Manfredonia maintient le contrôle public de ses services d’hygiène urbaine, mais avec un nouvel accent sur l’amélioration continue et la transparence. Un rapport récent révèle une légère baisse des bénéfices de l’entreprise ASE, mais l’administration municipale assure que la situation financière reste solide et que la qualité du service est une priorité.
Présenté par l’adjointe au maire et conseillère budgétaire Cecilia Simone, le rapport conforme à l’article 30 du décret législatif 201/2022 dresse un bilan de l’année 2024 pour l’ASE – Azienda Servizi Ecologico SpA, l’entreprise chargée de la gestion des déchets dans la ville.
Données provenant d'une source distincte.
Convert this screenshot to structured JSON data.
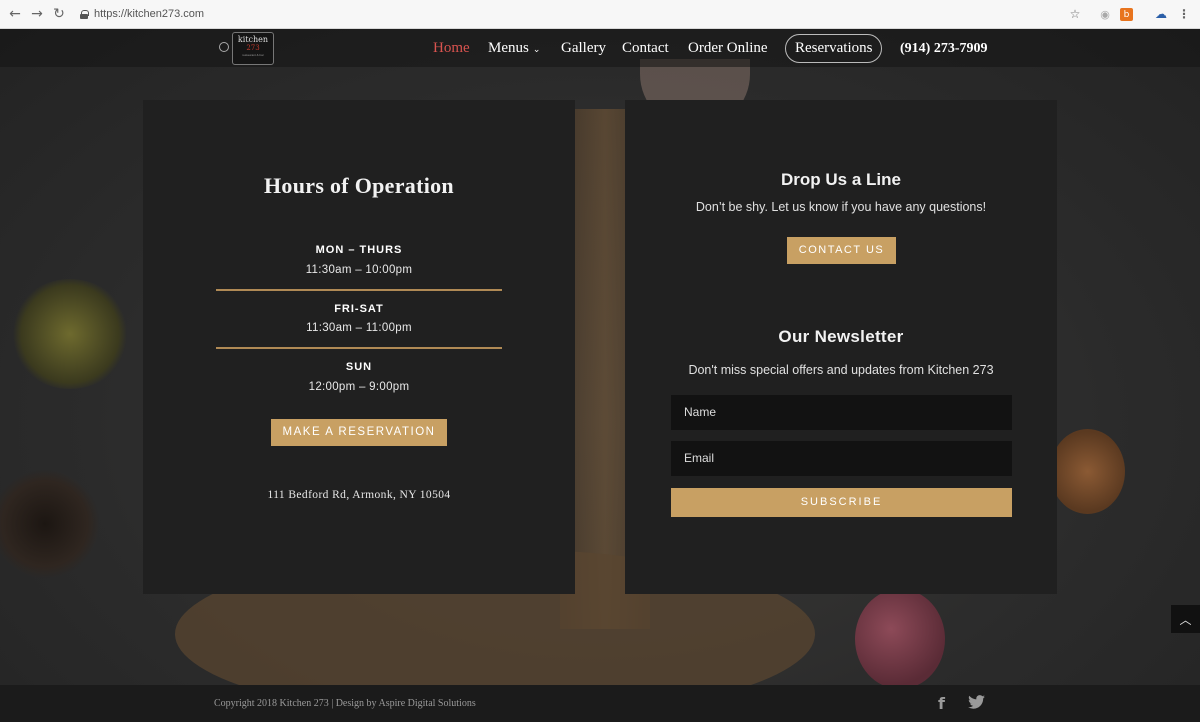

Le rapport fait état d’un bénéfice net de 30 000 euros, en légère diminution par rapport à l’exercice précédent.
« Ce chiffre ne signale pas de difficultés structurelles, mais reflète la réalité d’une entreprise évoluant dans un contexte économique complexe, marqué par l’inflation, l’augmentation des coûts du personnel et la compression des marges », a souligné Cecilia Simone. « Néanmoins, les équilibres économiques, patrimoniaux et financiers sont globalement respectés, et l’ASE est en mesure de remplir ses obligations tout en assurant la continuité du service sur un territoire vaste et exigeant comme le nôtre. »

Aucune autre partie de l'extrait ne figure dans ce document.